Estonia, which borders Russia, took time to build security and privacy into its model. It created a platform that supports electronic authentication and digital signatures to enable paperless communications, in contrast with failed efforts by private companies to provide secure online voting systems in the United States, for example.
The architect of Estonia’s i-voting system, Arne Ansper, compares it to postal voting. An external envelope verifies the identity of the voter - a digital signature for internet voting - which is then stripped from the ballot, leaving an anonymous internal envelope guaranteeing the secrecy of the vote.
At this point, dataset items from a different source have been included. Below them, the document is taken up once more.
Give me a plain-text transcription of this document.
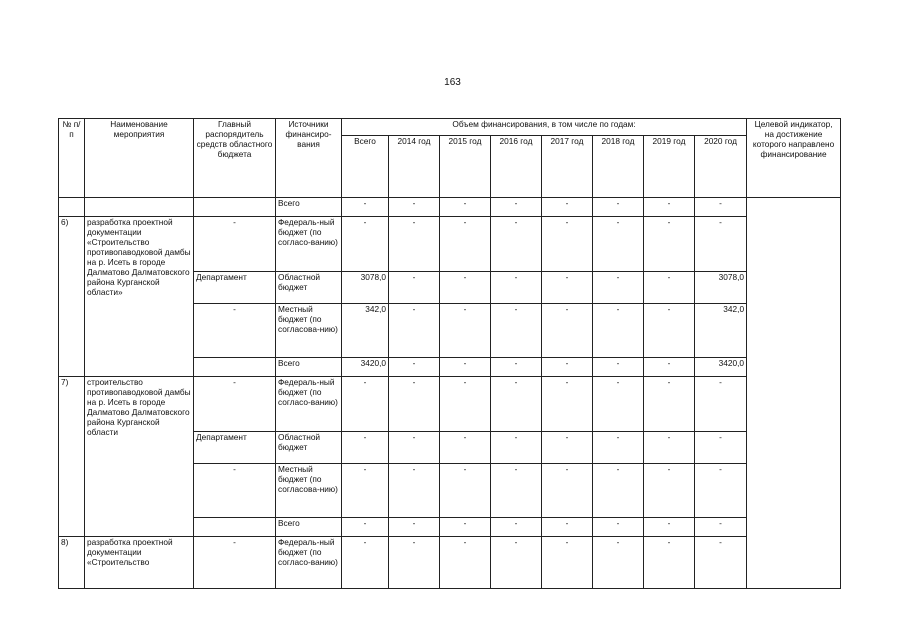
163
№ п/п	Наименование мероприятия	Главный распорядитель средств областного бюджета	Источники финансиро-вания	Объем финансирования, в том числе по годам:								Целевой индикатор, на достижение которого направлено финансирование
				Всего	2014 год	2015 год	2016 год	2017 год	2018 год	2019 год	2020 год	
			Всего	-	-	-	-	-	-	-	-	
6)	разработка проектной документации «Строительство противопаводковой дамбы на р. Исеть в городе Далматово Далматовского района Курганской области»	-	Федераль-ный бюджет (по согласо-ванию)	-	-	-	-	-	-	-	-	
		Департамент	Областной бюджет	3078,0	-	-	-	-	-	-	3078,0	
		-	Местный бюджет (по согласова-нию)	342,0	-	-	-	-	-	-	342,0	
			Всего	3420,0	-	-	-	-	-	-	3420,0	
7)	строительство противопаводковой дамбы на р. Исеть в городе Далматово Далматовского района Курганской области	-	Федераль-ный бюджет (по согласо-ванию)	-	-	-	-	-	-	-	-	
		Департамент	Областной бюджет	-	-	-	-	-	-	-	-	
		-	Местный бюджет (по согласова-нию)	-	-	-	-	-	-	-	-	
			Всего	-	-	-	-	-	-	-	-	
8)	разработка проектной документации «Строительство	-	Федераль-ный бюджет (по согласо-ванию)	-	-	-	-	-	-	-	-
This envelope is then decrypted at the end of the election.
Transparency and security have been built into the system by allowing people to verify that their vote has been tallied correctly, while a third-party system creates logs that are compared to the results of the ballot boxes and which would reveal any discrepancies.
The role played by social media and fake accounts used to spread fake news in the 2016 U.S. election has also forced governments to reassess electoral interference.
“Trust is the paramount factor in making sure that Internet-based voting actually takes place,” said Tonu Tammer from the government agency in charge of the security of Estonia’s computer networks.
Tammer says his organization is continuously monitoring and adapting to possible threats to the system, but says there are greater risks than an internet attack.
“The biggest concern when it comes to trust is the dissemination of false news,” he said, explaining that it’s easier to erode trust by claiming electoral fraud than actually carrying out a successful attack.
On Friday, the European Commission criticized social media giants Facebook, Google and Twitter for not doing enough to fight disinformation ahead of the EU elections.
But with more than 82,500 people having already voted online by Monday, it seems trust is still strong.
Back in the Tallinn cafe, Lainvoo closes her laptop and prepares to leave for the office.
“I’m not an IT person, but I trust their expertise, and I also trust my state,” she said.